Nelly Bassily | January 14, 2013
Jennifer Chilundu grew up as a subsistence farmer in the Chiradzulu district of southern Malawi. She planted pigeon peas along with maize, groundnuts, and tobacco. But at the end of each farming season her family was always short. Then a few years ago, she began taking a different approach. Her new approach has generated more food and a better income for her family.
The secret to her success is intercropping. In 2010, Mrs. Chilundu began planting pigeon peas alongside her maize. Previously, she planted pigeon peas only in a small area close to her home. Now, she dedicates one hectare of her family’s land to pigeon pea intercropped with maize.
She harvests about 10 bags of pigeon peas a year, which she sells for approximately 160 US dollars. It’s a big change from the days when she grew only enough pigeon pea for her household.
Mrs. Chilundu learned about the value of pigeon peas from an agricultural show presented by an organization called Development Aid from People to People. During the show, she learned from other farmers about intercropping, crop diversification, and how to make money by selling pigeon peas.
Mrs. Chilundu explains some of the benefits of intercropping pigeon peas: “I intercrop pigeon peas with maize because it does not require a lot of labour … for the two crops I cultivate once and when [the] pigeon peas grow, it suppresses weeds in my garden.”
Oswin Madzonga is a scientist at the International Crops Research Institute for the Semi-Arid Tropics. He encourages Malawian farmers to intercrop pigeon peas with other crops in order to get the most from their land. He explains that leguminous crops like pigeon peas naturally enrich the soil.
Mr. Madzonga also notes that there is a ready market for pigeon peas. Malawian farmers can sell their pigeon pea locally for export to India – a country with high demand for the crop.
Mrs. Chilundu is fully convinced of the value of intercropping. It has dramatically increased her income and improved her family’s life.

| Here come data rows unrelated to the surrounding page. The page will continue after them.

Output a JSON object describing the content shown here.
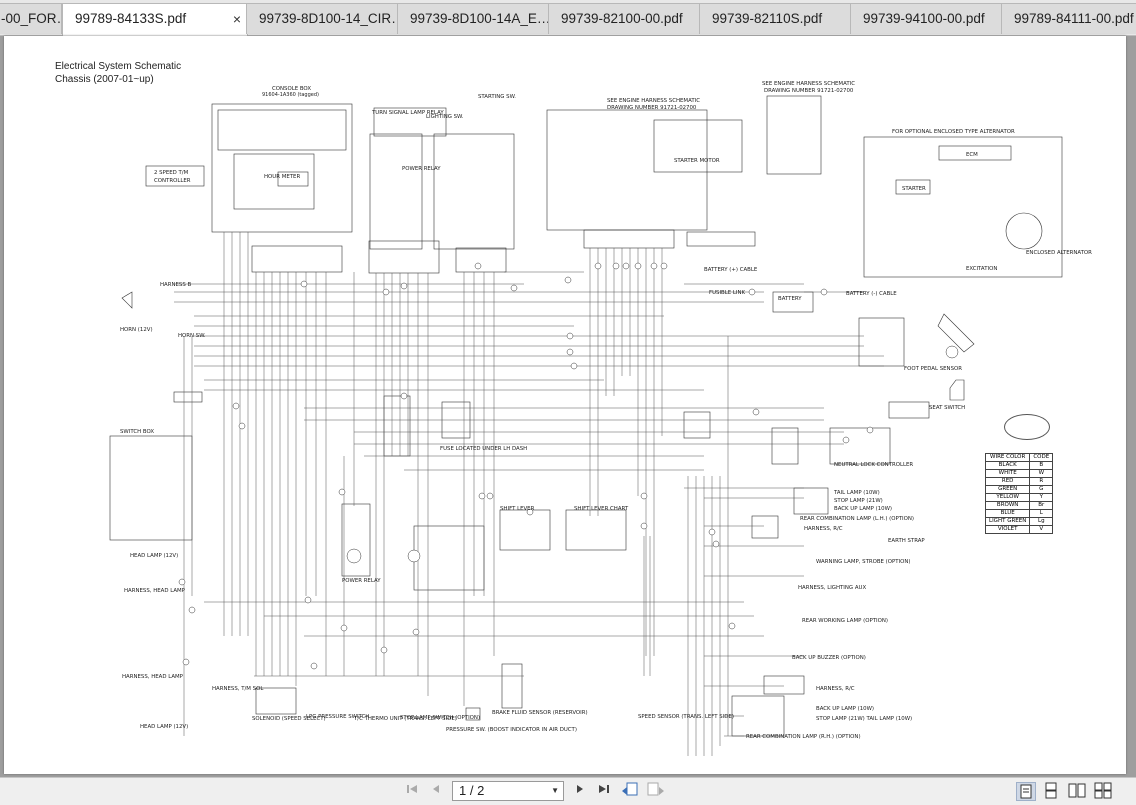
{
  "tabs": [
    {
      "label": "-00_FOR…",
      "active": false
    },
    {
      "label": "99789-84133S.pdf",
      "active": true
    },
    {
      "label": "99739-8D100-14_CIR…",
      "active": false
    },
    {
      "label": "99739-8D100-14A_E…",
      "active": false
    },
    {
      "label": "99739-82100-00.pdf",
      "active": false
    },
    {
      "label": "99739-82110S.pdf",
      "active": false
    },
    {
      "label": "99739-94100-00.pdf",
      "active": false
    },
    {
      "label": "99789-84111-00.pdf",
      "active": false
    }
  ],
  "close_glyph": "×",
  "document": {
    "title_line1": "Electrical System Schematic",
    "title_line2": "Chassis (2007-01~up)",
    "labels": {
      "console_box": "CONSOLE BOX",
      "console_box_pn": "91604-1A360 (tagged)",
      "hour_meter": "HOUR METER",
      "speed_tm": "2 SPEED T/M",
      "controller": "CONTROLLER",
      "harness_b": "HARNESS B",
      "horn": "HORN (12V)",
      "horn_sw": "HORN SW.",
      "switch_box": "SWITCH BOX",
      "head_lamp": "HEAD LAMP (12V)",
      "harness_head_lamp": "HARNESS, HEAD LAMP",
      "head_lamp_bottom": "HEAD LAMP (12V)",
      "turn_signal": "TURN SIGNAL LAMP RELAY",
      "lighting_sw": "LIGHTING SW.",
      "starting_sw": "STARTING SW.",
      "power_relay": "POWER RELAY",
      "see_engine_1": "SEE ENGINE HARNESS SCHEMATIC",
      "drawing_1": "DRAWING NUMBER 91721-02700",
      "starter_motor": "STARTER MOTOR",
      "see_engine_2": "SEE ENGINE HARNESS SCHEMATIC",
      "drawing_2": "DRAWING NUMBER 91721-02700",
      "optional_alt": "FOR OPTIONAL ENCLOSED TYPE ALTERNATOR",
      "ecm": "ECM",
      "starter": "STARTER",
      "enclosed_alt": "ENCLOSED ALTERNATOR",
      "excitation": "EXCITATION",
      "battery_cable_pos": "BATTERY (+) CABLE",
      "fusible_link": "FUSIBLE LINK",
      "battery": "BATTERY",
      "battery_cable_neg": "BATTERY (-) CABLE",
      "foot_pedal": "FOOT PEDAL SENSOR",
      "seat_switch": "SEAT SWITCH",
      "neutral_lock": "NEUTRAL LOCK CONTROLLER",
      "shift_lever": "SHIFT LEVER",
      "shift_chart": "SHIFT LEVER CHART",
      "tail_lamp": "TAIL LAMP (10W)",
      "stop_lamp": "STOP LAMP (21W)",
      "back_up_lamp": "BACK UP LAMP (10W)",
      "rear_combo": "REAR COMBINATION LAMP (L.H.) (OPTION)",
      "harness_rc": "HARNESS, R/C",
      "earth_strap": "EARTH STRAP",
      "warning_lamp": "WARNING LAMP, STROBE (OPTION)",
      "harness_lighting": "HARNESS, LIGHTING AUX",
      "rear_working": "REAR WORKING LAMP (OPTION)",
      "back_up_buzzer": "BACK UP BUZZER (OPTION)",
      "harness_rc_2": "HARNESS, R/C",
      "back_up_lamp_2": "BACK UP LAMP (10W)",
      "stop_tail": "STOP LAMP (21W) TAIL LAMP (10W)",
      "rear_combo_rh": "REAR COMBINATION LAMP (R.H.) (OPTION)",
      "speed_sensor": "SPEED SENSOR (TRANS. LEFT SIDE)",
      "brake_fluid": "BRAKE FLUID SENSOR (RESERVOIR)",
      "pressure_sw": "PRESSURE SW. (BOOST INDICATOR IN AIR DUCT)",
      "stop_lamp_sw": "STOP LAMP SWITCH (OPTION)",
      "thermo_unit": "T/C THERMO UNIT (TRANS. LEFT SIDE)",
      "lpg_switch": "LPG PRESSURE SWITCH",
      "solenoid": "SOLENOID (SPEED SELECT)",
      "harness_tm": "HARNESS, T/M SOL",
      "power_relay_2": "POWER RELAY",
      "fuse_located": "FUSE LOCATED UNDER LH DASH"
    },
    "wire_color_table": {
      "header": [
        "WIRE COLOR",
        "CODE"
      ],
      "rows": [
        [
          "BLACK",
          "B"
        ],
        [
          "WHITE",
          "W"
        ],
        [
          "RED",
          "R"
        ],
        [
          "GREEN",
          "G"
        ],
        [
          "YELLOW",
          "Y"
        ],
        [
          "BROWN",
          "Br"
        ],
        [
          "BLUE",
          "L"
        ],
        [
          "LIGHT GREEN",
          "Lg"
        ],
        [
          "VIOLET",
          "V"
        ]
      ]
    }
  },
  "toolbar": {
    "page_indicator": "1 / 2",
    "icons": [
      "first-page-icon",
      "prev-page-icon",
      "next-page-icon",
      "last-page-icon",
      "previous-view-icon",
      "next-view-icon",
      "single-page-view-icon",
      "continuous-view-icon",
      "facing-view-icon",
      "continuous-facing-view-icon"
    ]
  }
}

She explains, “The money I earn enables me to support my family in buying school uniforms for [my] children, buying fertilizers, as well as household utensils.”
Mrs. Chilundu encourages other women farmers to seek information on new farming techniques so they can move beyond subsistence agriculture. She is grateful for the agricultural show that transformed her way of life and hopes other women will benefit from similar experiences. As for her own future, she plans to expand her pigeon pea crop in order to generate even higher yields and more money.